To then turn those tie ends, I grabbed for my favorite little tool - the Ball Point Bodkin and stuck the ball end into the tip end of the tie, the other end against my body and shoved the tie down it until the pointed end pushed by the ball end of the bodkin protruded through the 'h***' where the tie becomes the waistband of the apron.

You can see by this photo then that on the inside of the 'waistband area', the seam allowance turned under for a nice finish. I topstitched along that edge to secure.

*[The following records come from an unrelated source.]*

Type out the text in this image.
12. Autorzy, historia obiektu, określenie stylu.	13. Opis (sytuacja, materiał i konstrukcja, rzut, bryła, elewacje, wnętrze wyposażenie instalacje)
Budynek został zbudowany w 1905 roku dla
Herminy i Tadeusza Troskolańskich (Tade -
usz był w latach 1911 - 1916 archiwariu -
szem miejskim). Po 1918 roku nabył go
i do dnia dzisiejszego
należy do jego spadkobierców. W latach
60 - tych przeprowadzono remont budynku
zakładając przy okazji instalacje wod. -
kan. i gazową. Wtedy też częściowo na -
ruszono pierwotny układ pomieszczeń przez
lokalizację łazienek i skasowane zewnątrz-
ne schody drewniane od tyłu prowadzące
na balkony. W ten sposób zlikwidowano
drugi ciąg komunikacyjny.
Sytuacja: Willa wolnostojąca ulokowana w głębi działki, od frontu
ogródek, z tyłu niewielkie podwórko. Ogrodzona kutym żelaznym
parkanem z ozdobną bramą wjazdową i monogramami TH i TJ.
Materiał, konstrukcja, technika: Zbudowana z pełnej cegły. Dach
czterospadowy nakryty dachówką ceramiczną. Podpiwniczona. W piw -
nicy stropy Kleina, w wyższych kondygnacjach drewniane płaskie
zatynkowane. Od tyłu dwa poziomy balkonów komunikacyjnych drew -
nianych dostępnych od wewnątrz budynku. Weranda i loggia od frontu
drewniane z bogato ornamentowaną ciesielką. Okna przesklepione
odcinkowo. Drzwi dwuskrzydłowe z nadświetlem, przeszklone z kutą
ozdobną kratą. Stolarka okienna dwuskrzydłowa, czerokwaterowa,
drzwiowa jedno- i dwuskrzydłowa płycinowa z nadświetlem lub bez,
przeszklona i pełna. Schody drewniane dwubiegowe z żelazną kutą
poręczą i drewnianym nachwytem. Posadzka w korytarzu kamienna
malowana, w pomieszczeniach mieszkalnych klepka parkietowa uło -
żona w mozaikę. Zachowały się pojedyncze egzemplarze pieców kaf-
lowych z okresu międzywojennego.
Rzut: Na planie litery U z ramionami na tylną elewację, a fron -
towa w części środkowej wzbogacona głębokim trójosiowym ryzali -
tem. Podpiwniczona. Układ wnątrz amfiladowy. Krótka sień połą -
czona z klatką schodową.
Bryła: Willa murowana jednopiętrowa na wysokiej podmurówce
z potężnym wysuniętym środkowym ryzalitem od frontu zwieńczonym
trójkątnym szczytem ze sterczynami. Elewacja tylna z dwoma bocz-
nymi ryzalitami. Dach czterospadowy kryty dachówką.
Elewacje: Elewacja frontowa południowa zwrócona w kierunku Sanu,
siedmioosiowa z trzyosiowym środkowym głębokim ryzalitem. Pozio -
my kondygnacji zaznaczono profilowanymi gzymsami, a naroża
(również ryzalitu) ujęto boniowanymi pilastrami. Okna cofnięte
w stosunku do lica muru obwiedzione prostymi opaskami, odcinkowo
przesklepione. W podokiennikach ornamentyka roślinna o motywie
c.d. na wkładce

Here's a back view of my finished project...on my 'body' - my Duct Tape Double.

Views: 451


You need to be a member of Sew, What's New? to add comments!

Join Sew, What's New?

Comment by Linda Alsbury on December 2, 2010 at 7:37am
Your apron is so darling, BUT I want to know how you like your Duct Tape Double? Did you make it yourself? I have been wanting to make a duct tape dress form. Did you use a t-shirt and duct tape over it? What did you use as a stand for it? Did you have someone help you? I am sooo curious!
Comment by Barbara Bateman on November 30, 2010 at 7:38pm
Very cute apron. I always tell inexperienced sewers that my philosphy on sewing and recipes is the same: Instructions are suggestions and they can always be improved!
Comment by Susann Carlson on November 30, 2010 at 3:55pm
Thanx for posting this. It is very helpful, and the apron is absolutely darling.
I too am an "old dog" when it comes to sewing. In the "olden days" when I was learning to sew, my mother would answer any question I asked by saying, "Read the guide-sheet. It is all in there." And I did, and I became a clothing designer, an accomplished sewist, an author, and educator because of what I learned "reading the guide-sheet." These days the instructions included with patterns are sorely wanting. If I didn't know what I was doing, I'd have a hard time trying to figure it all out. I agree with you completely!
Comment by Mary Lou on November 30, 2010 at 12:22pm
Looks wonderful especially with the simplified directions.
Comment by Arlene Hanna on November 30, 2010 at 11:20am
Thanks for sharing. Very nicely done.
Comment by Derenda on November 30, 2010 at 10:59am
Thank you for this info. I want to do a couple of aprons for my granddaughter for Christmas and this really helps. This is her first Christmas in her apartment instead of a college dorm room. She loves to cook. It's her way of relieving stress and I thought personalized aprons would be a great gift.
Comment by Denise Purdy on November 30, 2010 at 7:14am
Beautiful! Even this "old" seamstress learned a few tricks!
Comment by Gloria Allender on November 29, 2010 at 4:24pm
Londa, very, very cute! I love your choice of fabrics and the suggestions for the bias binding & pocket are great! Thanks for sharing.